A Colourful Programme from the National Youth Orchestra of Great Britain

United KingdomUnited Kingdom Grainger, Unsuk Chin and Bartók: National Youth Orchestra of Great Britain/Ilan Volkov (conductor), Royal Festival Hall, Southbank Centre, London, 11.4.2015 (AS)

Grainger: The Warriors
Unsuk Chin: Mannequin (first London performance)
Bartók: Concerto for Orchestra

As the young members of the NYO filed on to the platform it was evident once again that there were many more girls than boys. Such an imbalance is worrying, as is the fact that there were hardly any representatives of the black and Asian communities. Let’s hope that at some point in the future an opportunity for young people to experience so-called classical music somehow penetrates areas in our society where it clearly doesn’t now.
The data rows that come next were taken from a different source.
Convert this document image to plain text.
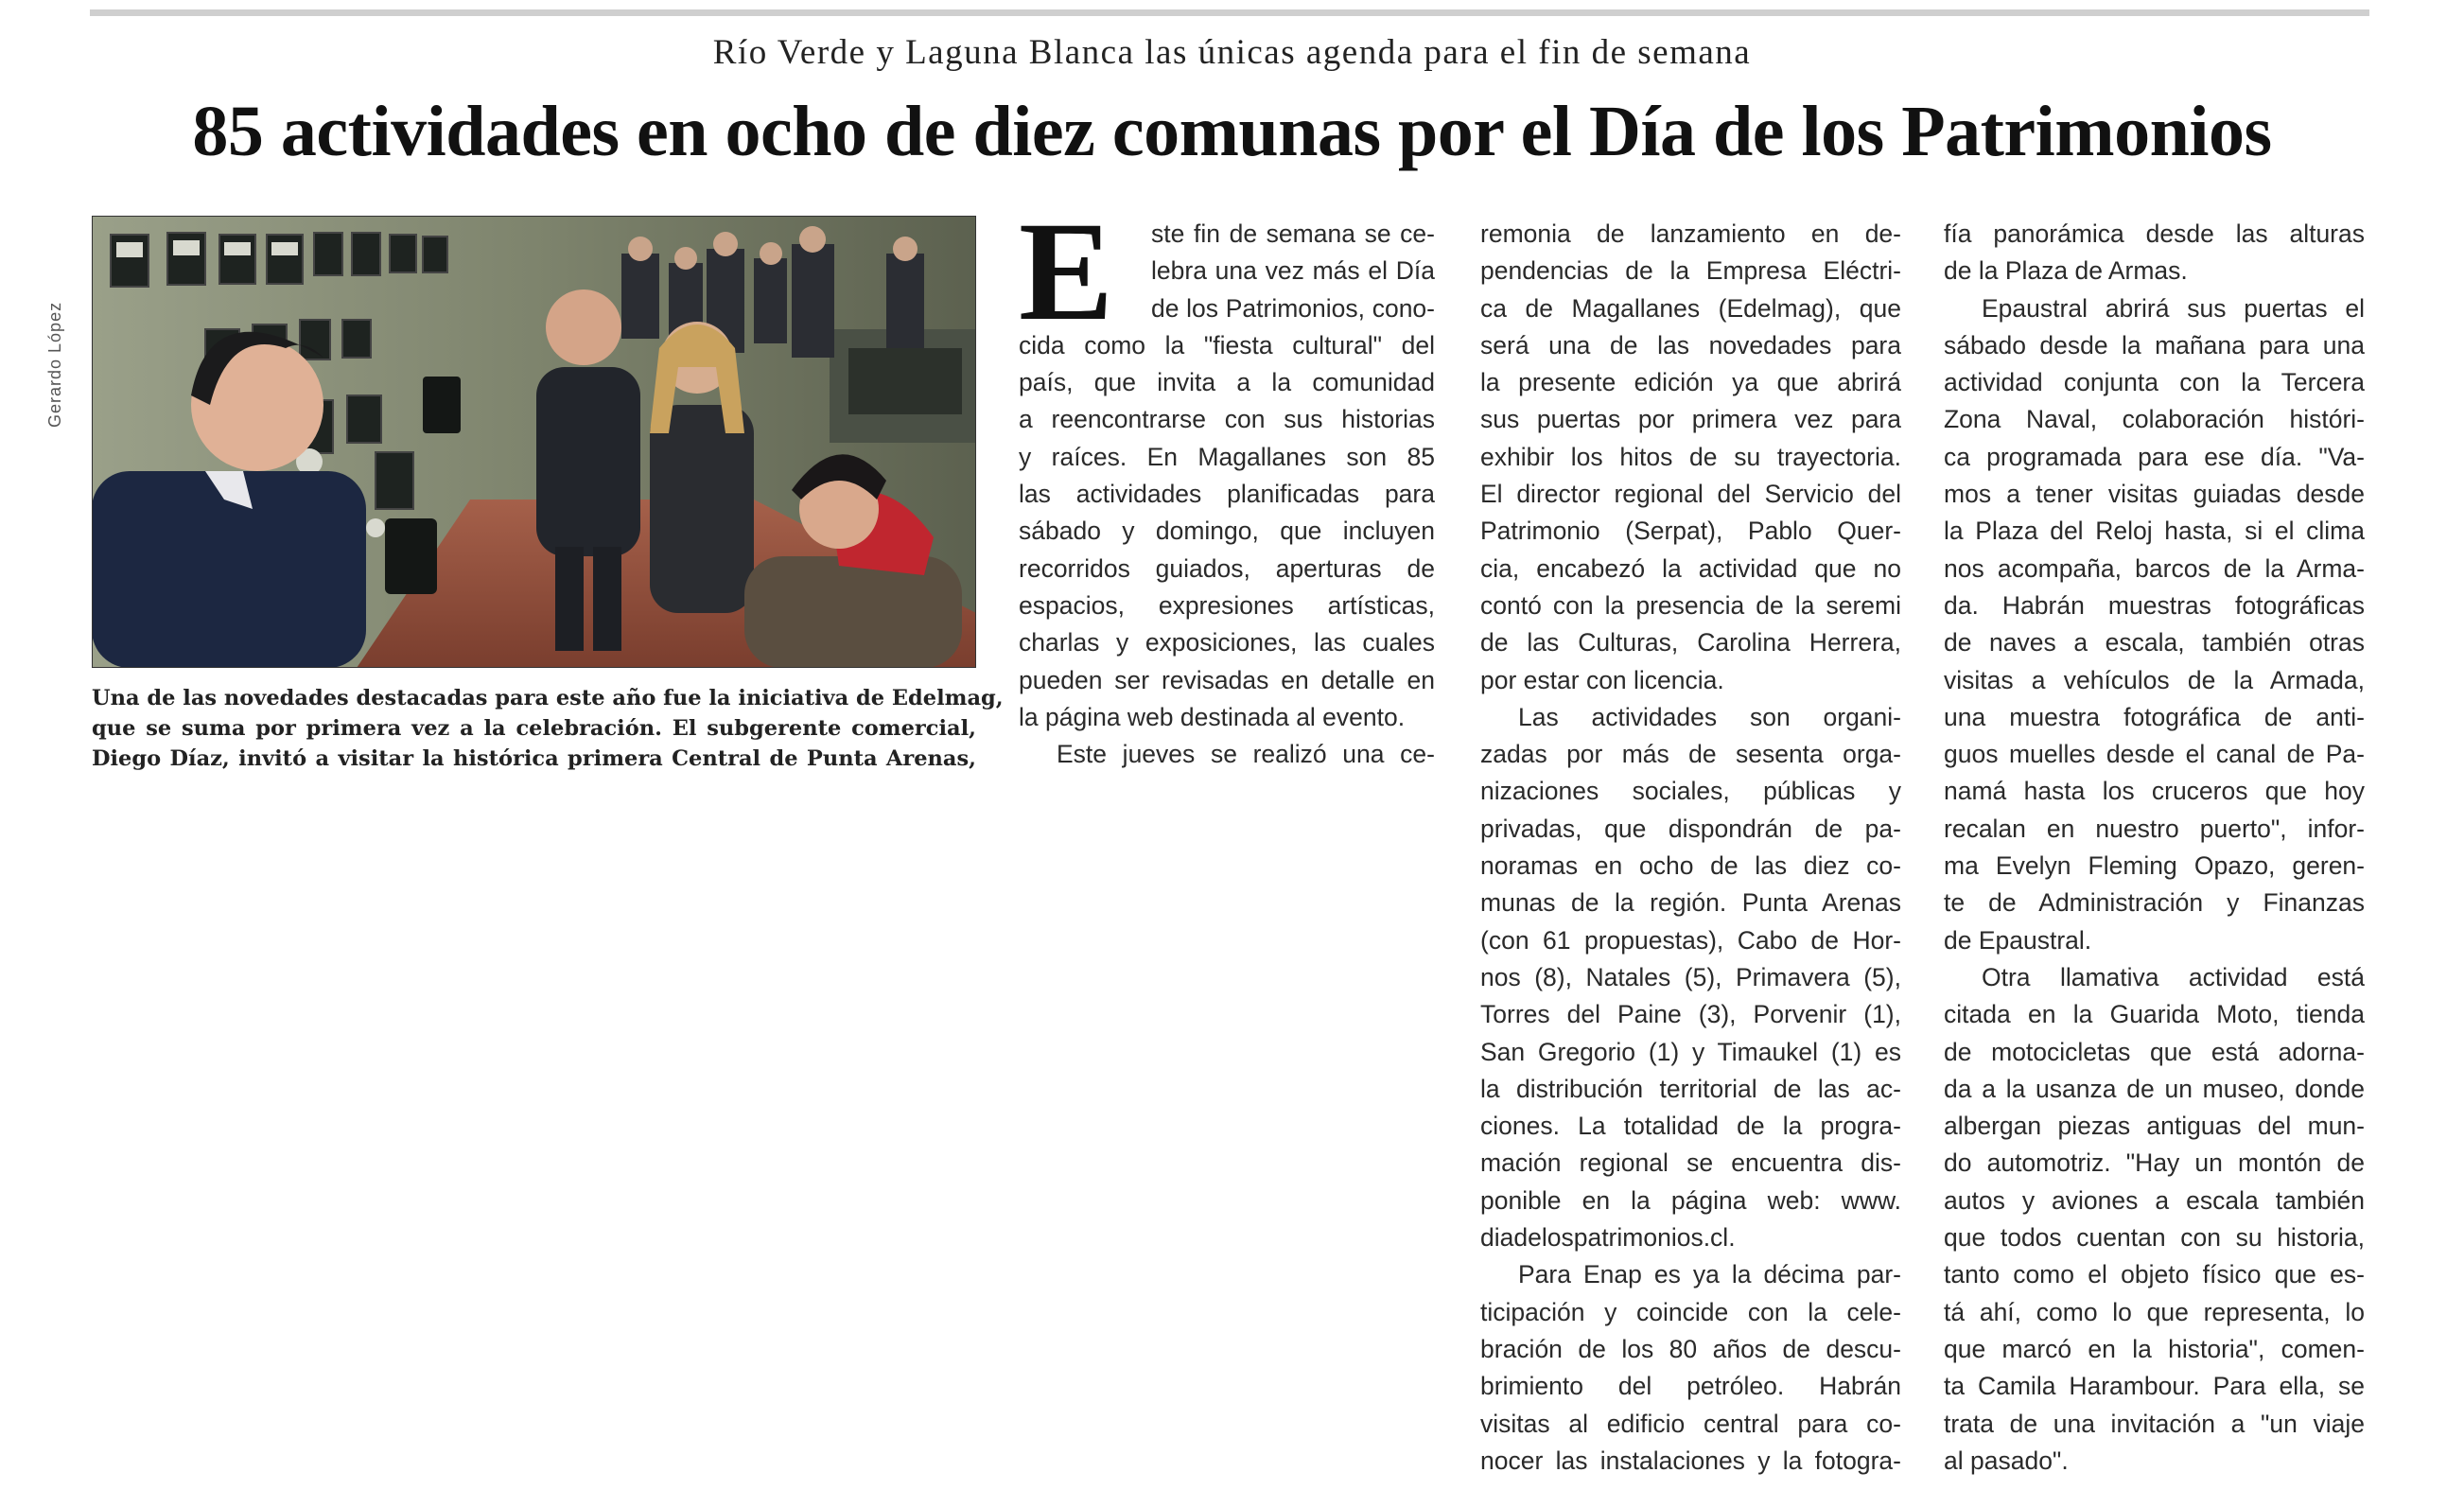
Río Verde y Laguna Blanca las únicas agenda para el fin de semana
85 actividades en ocho de diez comunas por el Día de los Patrimonios
Gerardo López
Una de las novedades destacadas para este año fue la iniciativa de Edelmag,
que se suma por primera vez a la celebración. El subgerente comercial,
Diego Díaz, invitó a visitar la histórica primera Central de Punta Arenas,
E	ste fin de semana se ce-
lebra una vez más el Día
de los Patrimonios, cono-
cida como la "fiesta cultural" del
país, que invita a la comunidad
a reencontrarse con sus historias
y raíces. En Magallanes son 85
las actividades planificadas para
sábado y domingo, que incluyen
recorridos guiados, aperturas de
espacios, expresiones artísticas,
charlas y exposiciones, las cuales
pueden ser revisadas en detalle en
la página web destinada al evento.
Este jueves se realizó una ce-
remonia de lanzamiento en de-
pendencias de la Empresa Eléctri-
ca de Magallanes (Edelmag), que
será una de las novedades para
la presente edición ya que abrirá
sus puertas por primera vez para
exhibir los hitos de su trayectoria.
El director regional del Servicio del
Patrimonio (Serpat), Pablo Quer-
cia, encabezó la actividad que no
contó con la presencia de la seremi
de las Culturas, Carolina Herrera,
por estar con licencia.
Las actividades son organi-
zadas por más de sesenta orga-
nizaciones sociales, públicas y
privadas, que dispondrán de pa-
noramas en ocho de las diez co-
munas de la región. Punta Arenas
(con 61 propuestas), Cabo de Hor-
nos (8), Natales (5), Primavera (5),
Torres del Paine (3), Porvenir (1),
San Gregorio (1) y Timaukel (1) es
la distribución territorial de las ac-
ciones. La totalidad de la progra-
mación regional se encuentra dis-
ponible en la página web: www.
diadelospatrimonios.cl.
Para Enap es ya la décima par-
ticipación y coincide con la cele-
bración de los 80 años de descu-
brimiento del petróleo. Habrán
visitas al edificio central para co-
nocer las instalaciones y la fotogra-
fía panorámica desde las alturas
de la Plaza de Armas.
Epaustral abrirá sus puertas el
sábado desde la mañana para una
actividad conjunta con la Tercera
Zona Naval, colaboración históri-
ca programada para ese día. "Va-
mos a tener visitas guiadas desde
la Plaza del Reloj hasta, si el clima
nos acompaña, barcos de la Arma-
da. Habrán muestras fotográficas
de naves a escala, también otras
visitas a vehículos de la Armada,
una muestra fotográfica de anti-
guos muelles desde el canal de Pa-
namá hasta los cruceros que hoy
recalan en nuestro puerto", infor-
ma Evelyn Fleming Opazo, geren-
te de Administración y Finanzas
de Epaustral.
Otra llamativa actividad está
citada en la Guarida Moto, tienda
de motocicletas que está adorna-
da a la usanza de un museo, donde
albergan piezas antiguas del mun-
do automotriz. "Hay un montón de
autos y aviones a escala también
que todos cuentan con su historia,
tanto como el objeto físico que es-
tá ahí, como lo que representa, lo
que marcó en la historia", comen-
ta Camila Harambour. Para ella, se
trata de una invitación a "un viaje
al pasado".
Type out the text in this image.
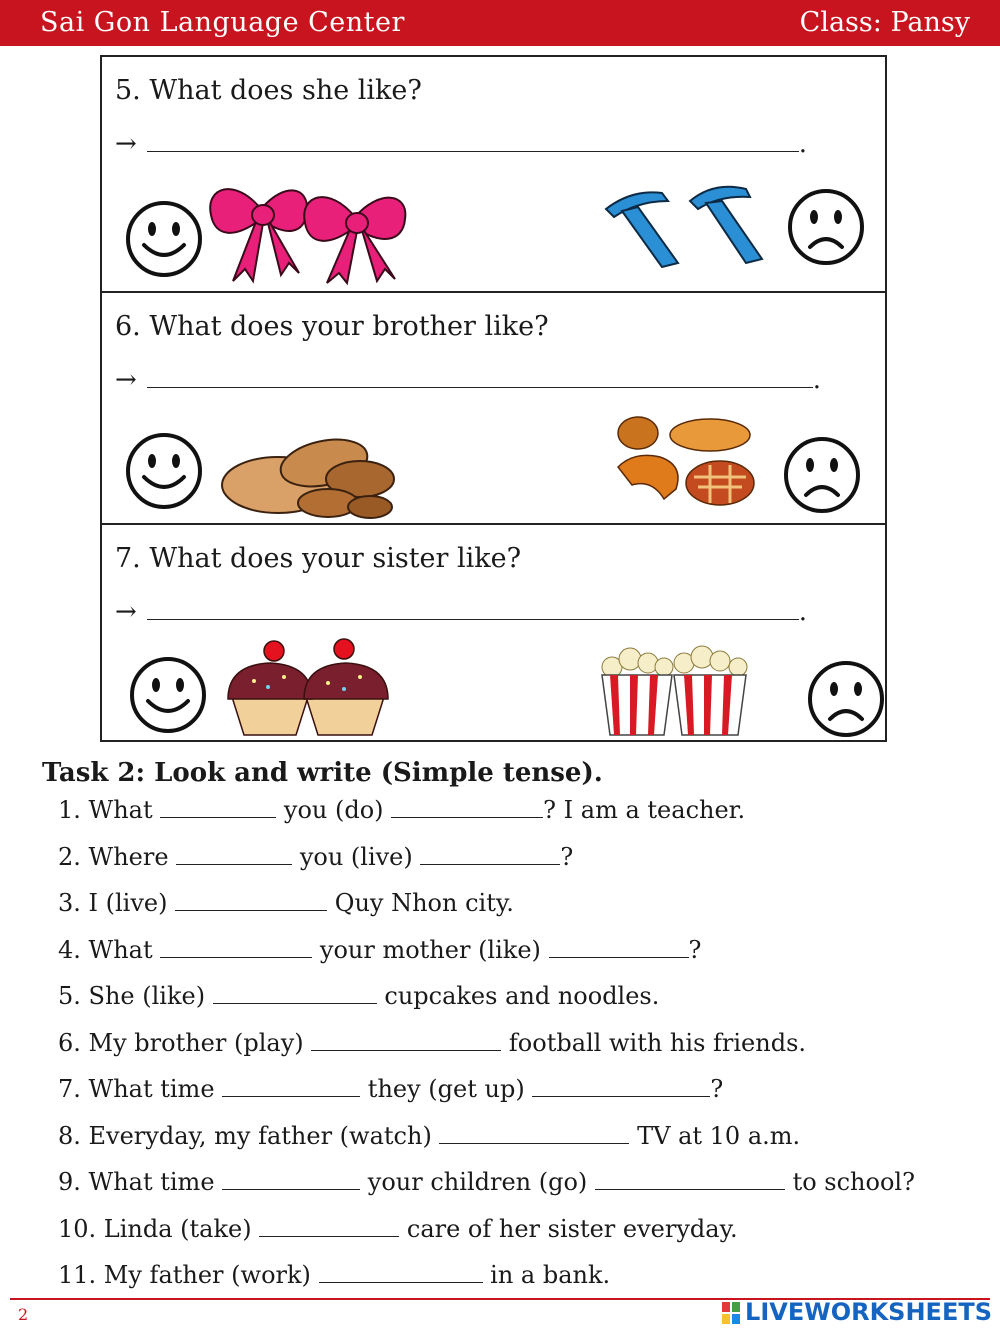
Sai Gon Language Center	Class: Pansy
5. What does she like?
→	.
6. What does your brother like?
→	.
7. What does your sister like?
→	.
Task 2: Look and write (Simple tense).
1. What	you (do)	? I am a teacher.
2. Where	you (live)	?
3. I (live)	Quy Nhon city.
4. What	your mother (like)	?
5. She (like)	cupcakes and noodles.
6. My brother (play)	football with his friends.
7. What time	they (get up)	?
8. Everyday, my father (watch)	TV at 10 a.m.
9. What time	your children (go)	to school?
10. Linda (take)	care of her sister everyday.
11. My father (work)	in a bank.
2	LIVEWORKSHEETS
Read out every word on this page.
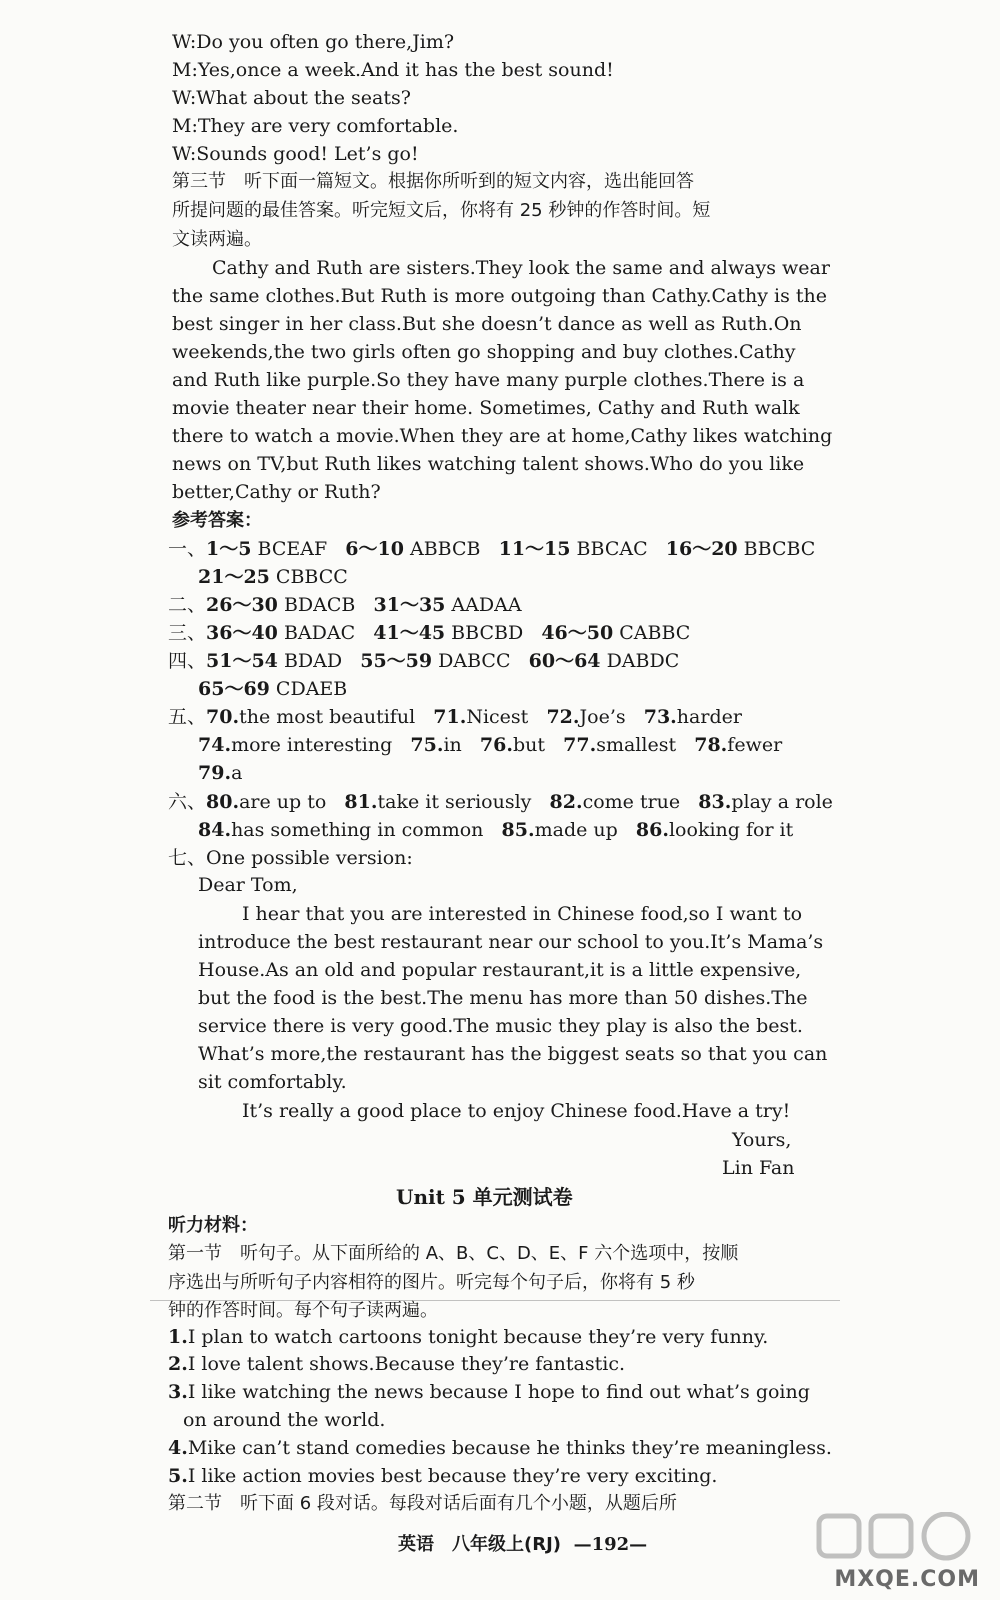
W:Do you often go there,Jim?
M:Yes,once a week.And it has the best sound!
W:What about the seats?
M:They are very comfortable.
W:Sounds good! Let’s go!
第三节　听下面一篇短文。根据你所听到的短文内容，选出能回答
所提问题的最佳答案。听完短文后，你将有 25 秒钟的作答时间。短
文读两遍。
Cathy and Ruth are sisters.They look the same and always wear
the same clothes.But Ruth is more outgoing than Cathy.Cathy is the
best singer in her class.But she doesn’t dance as well as Ruth.On
weekends,the two girls often go shopping and buy clothes.Cathy
and Ruth like purple.So they have many purple clothes.There is a
movie theater near their home. Sometimes, Cathy and Ruth walk
there to watch a movie.When they are at home,Cathy likes watching
news on TV,but Ruth likes watching talent shows.Who do you like
better,Cathy or Ruth?
参考答案：
一、1～5 BCEAF 6～10 ABBCB 11～15 BBCAC 16～20 BBCBC
21～25 CBBCC
二、26～30 BDACB 31～35 AADAA
三、36～40 BADAC 41～45 BBCBD 46～50 CABBC
四、51～54 BDAD 55～59 DABCC 60～64 DABDC
65～69 CDAEB
五、70.the most beautiful 71.Nicest 72.Joe’s 73.harder
74.more interesting 75.in 76.but 77.smallest 78.fewer
79.a
六、80.are up to 81.take it seriously 82.come true 83.play a role
84.has something in common 85.made up 86.looking for it
七、One possible version:
Dear Tom,
I hear that you are interested in Chinese food,so I want to
introduce the best restaurant near our school to you.It’s Mama’s
House.As an old and popular restaurant,it is a little expensive,
but the food is the best.The menu has more than 50 dishes.The
service there is very good.The music they play is also the best.
What’s more,the restaurant has the biggest seats so that you can
sit comfortably.
It’s really a good place to enjoy Chinese food.Have a try!
Yours,
Lin Fan
Unit 5 单元测试卷
听力材料：
第一节　听句子。从下面所给的 A、B、C、D、E、F 六个选项中，按顺
序选出与所听句子内容相符的图片。听完每个句子后，你将有 5 秒
钟的作答时间。每个句子读两遍。
1.I plan to watch cartoons tonight because they’re very funny.
2.I love talent shows.Because they’re fantastic.
3.I like watching the news because I hope to find out what’s going
on around the world.
4.Mike can’t stand comedies because he thinks they’re meaningless.
5.I like action movies best because they’re very exciting.
第二节　听下面 6 段对话。每段对话后面有几个小题，从题后所
英语　八年级上(RJ) —192—
MXQE.COM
 The NYO is a large orchestra of some 160 players, and if all of them are to be involved in an evening’s performance the available repertoire is inevitably limited. On this occasion the programme seemed on paper to offer plenty of contrast, but in fact this proved not to be the case. It was certainly a good idea to programme Grainger’s most extended single-movement work, The Warriors, for this extravagantly scored work, with its three pianos and all manner of percussion, tuned and otherwise, certainly offers employment to players of many diverse instruments. But though this 20-minute-long composition teems with brilliant orchestral effects and enormously varied sonorities, and though it has plenty of latent energy and high spirits, it is merely a succession of disparate episodes, none of them developed. The composer, unpleasantly disparaged in the programme note, was certainly vague about who his warriors were and what kind of activity they were involved in, so the work has no programme either. Ilan Volkov secured a rhythmically vigorous account of the work, and kept a watchful and necessary eye on orchestral balance and ensemble: beyond that all he needed to do was let the young players show their formidable paces, which they did.

 The Korean-born composer Unsuk Chin was present to hear the first London performance of her new work, which had been given its world premiere by the NYO at The Sage, Gateshead two days earlier, and a second outing at the Victoria hall, Stoke-on-Trent the previous evening. Chin gives her work the subtitle of “Tableaux vivants for orchestra”, and describes it as “an imaginary choreography” based on the story of The Sandman by the nineteenth-century writer E. T. A. Hoffmann. She goes on to state that Mannequin explores problems of perception and personal identity that are experienced by Nathaniel, the story’s young protagonist.

 Somehow I doubt whether all these allusions were apparent or could be related to by listeners to this work. What we heard in fact was a composition that bore similar characteristics to Grainger’s Warriors, though in this case the piece was divided into four movements. Certainly Grainger’s work is tonal, occasionally polytonal, and Chin’s is atonal, but the similarities lay in the episodic, undeveloped nature of the musical material, with the Korean composer also striving for effect in her use of a vast and highly varied orchestral palette. This may be a new work, but it sounded very similar to many other such compositions by different contemporary composers.

A sharp contrast with what had gone before was however provided by an undoubted twentieth-century masterpiece, Bartók’s Concerto for Orchestra, which brought the programme – highly demanding throughout for the players – to a satisfying end. Once again, Volkov sought and obtained a sharp, alert response from all sections of the orchestra, and his was a virile, characterful reading of the score, completely un-idiosyncratic but satisfying in its directness. Here, and indeed throughout the evening, the brass section had one or two accidents and occasionally showed elements offuzzy ensemble – defects that hadn’t been apparent in their sublime playing during Respighi’s Pines of Rome at the Barbican at the beginning of the year (review). I wonder if this was not due simply to tiredness: as a culmination of two weeks of intense work this was the last of three concerts given by the NYO on successive evenings in different parts of the country. For hard-bitten professional musicians this would have been a regular touring experience, but for young students it might have been a little too much. But we still heard an encore, Grainger’s Green Bushes, which showed the composer more at home over a short span, as he spun brilliantly inventive and sometimes hauntingly beautiful variations on a simple folk tune.